On the fourth day he was able to get the license after a hard toil.

When contacted Md. Azizul Islam, revenue officer, zone-6 of DCC said,

" Other than city rickshaw pullers lots of rickshaw pullers outside the city came for the driving licence. As a result there is a huge crowd."

Syed Jahangir Hossain, the project in-charge earlier told Star City that DCC have medical experts and traffic officials examining the physical fitness and traffic awareness of the pullers before giving out the licences.

However, the rickshaw pullers alleged that no medical experts and traffic officials were available there and the DCC is delivering licence without them.

DCC's move to resume the issuance of licence to streamline movement of rickshaws is a welcome step. Restoration of order in this area has been long overdue.

Although DCC in the past years did take some measures in regulating movement of pedal rickshaws on the city streets, these measures did not meet their desired objectives.

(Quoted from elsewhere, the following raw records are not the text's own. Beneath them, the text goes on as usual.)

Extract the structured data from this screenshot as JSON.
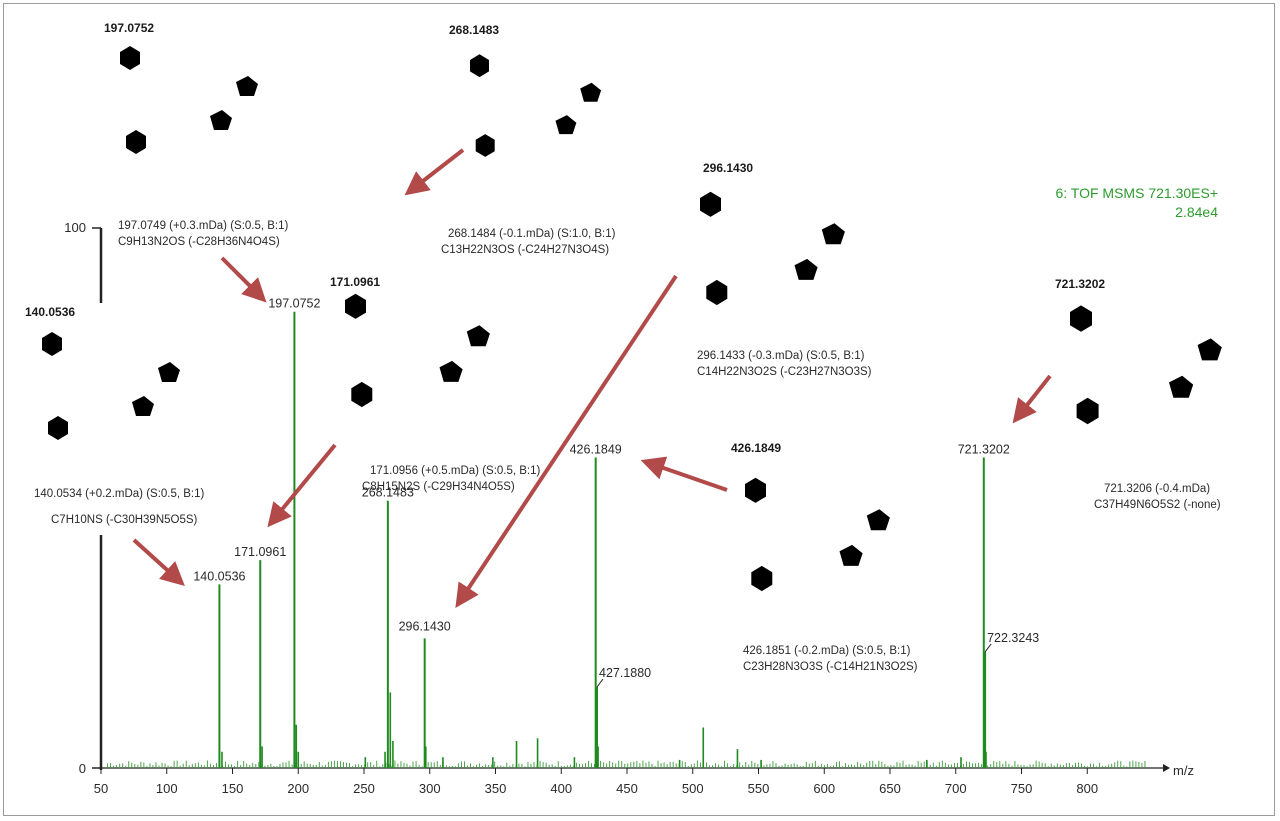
{
  "chart_data": {
    "type": "bar",
    "title": "",
    "instrument_label": "6: TOF MSMS 721.30ES+",
    "intensity_label": "2.84e4",
    "xlabel": "m/z",
    "ylabel": "",
    "xlim": [
      50,
      850
    ],
    "ylim": [
      0,
      100
    ],
    "y_ticks": [
      "0",
      "100"
    ],
    "x_ticks": [
      50,
      100,
      150,
      200,
      250,
      300,
      350,
      400,
      450,
      500,
      550,
      600,
      650,
      700,
      750,
      800
    ],
    "peaks": [
      {
        "mz": 140.0536,
        "intensity": 34,
        "label": "140.0536"
      },
      {
        "mz": 171.0961,
        "intensity": 38.5,
        "label": "171.0961"
      },
      {
        "mz": 197.0752,
        "intensity": 84.5,
        "label": "197.0752"
      },
      {
        "mz": 268.1483,
        "intensity": 49.5,
        "label": "268.1483"
      },
      {
        "mz": 296.143,
        "intensity": 24,
        "label": "296.1430"
      },
      {
        "mz": 426.1849,
        "intensity": 57.5,
        "label": "426.1849"
      },
      {
        "mz": 427.188,
        "intensity": 15,
        "label": "427.1880"
      },
      {
        "mz": 721.3202,
        "intensity": 57.5,
        "label": "721.3202"
      },
      {
        "mz": 722.3243,
        "intensity": 21.5,
        "label": "722.3243"
      }
    ],
    "minor_peaks": [
      {
        "mz": 142,
        "intensity": 3
      },
      {
        "mz": 172.5,
        "intensity": 4
      },
      {
        "mz": 198.5,
        "intensity": 8
      },
      {
        "mz": 200,
        "intensity": 3
      },
      {
        "mz": 251,
        "intensity": 2
      },
      {
        "mz": 266,
        "intensity": 3
      },
      {
        "mz": 270,
        "intensity": 14
      },
      {
        "mz": 272,
        "intensity": 5
      },
      {
        "mz": 297,
        "intensity": 4
      },
      {
        "mz": 310,
        "intensity": 2
      },
      {
        "mz": 348,
        "intensity": 2
      },
      {
        "mz": 366,
        "intensity": 5
      },
      {
        "mz": 382,
        "intensity": 5.5
      },
      {
        "mz": 410,
        "intensity": 2
      },
      {
        "mz": 428,
        "intensity": 4
      },
      {
        "mz": 490,
        "intensity": 1.5
      },
      {
        "mz": 508,
        "intensity": 7.5
      },
      {
        "mz": 534,
        "intensity": 3.5
      },
      {
        "mz": 552,
        "intensity": 1.5
      },
      {
        "mz": 678,
        "intensity": 1.5
      },
      {
        "mz": 704,
        "intensity": 2
      },
      {
        "mz": 723,
        "intensity": 3
      }
    ],
    "fragments": [
      {
        "header": "197.0752",
        "line1": "197.0749 (+0.3.mDa) (S:0.5, B:1)",
        "formula": "C9H13N2OS (-C28H36N4O4S)"
      },
      {
        "header": "268.1483",
        "line1": "268.1484 (-0.1.mDa) (S:1.0, B:1)",
        "formula": "C13H22N3OS (-C24H27N3O4S)"
      },
      {
        "header": "296.1430",
        "line1": "296.1433 (-0.3.mDa) (S:0.5, B:1)",
        "formula": "C14H22N3O2S (-C23H27N3O3S)"
      },
      {
        "header": "171.0961",
        "line1": "171.0956 (+0.5.mDa) (S:0.5, B:1)",
        "formula": "C8H15N2S (-C29H34N4O5S)"
      },
      {
        "header": "140.0536",
        "line1": "140.0534 (+0.2.mDa) (S:0.5, B:1)",
        "formula": "C7H10NS (-C30H39N5O5S)"
      },
      {
        "header": "426.1849",
        "line1": "426.1851 (-0.2.mDa) (S:0.5, B:1)",
        "formula": "C23H28N3O3S (-C14H21N3O2S)"
      },
      {
        "header": "721.3202",
        "line1": "721.3206 (-0.4.mDa)",
        "formula": "C37H49N6O5S2 (-none)"
      }
    ]
  }
}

During the establishment of 'Dhaka Municipality' in 1864, registration of rickshaws and carrying driving licences by the pullers were made mandatory. But with the rapid increase of rickshaws, the system has collapsed.

Now an estimated number of 85,000 rickshaws in the city have licences while another 4 lakh to 5 lakh are operating without licence. The number of rickshaw-pullers could be around 10 lakh, according to DCC and other sources.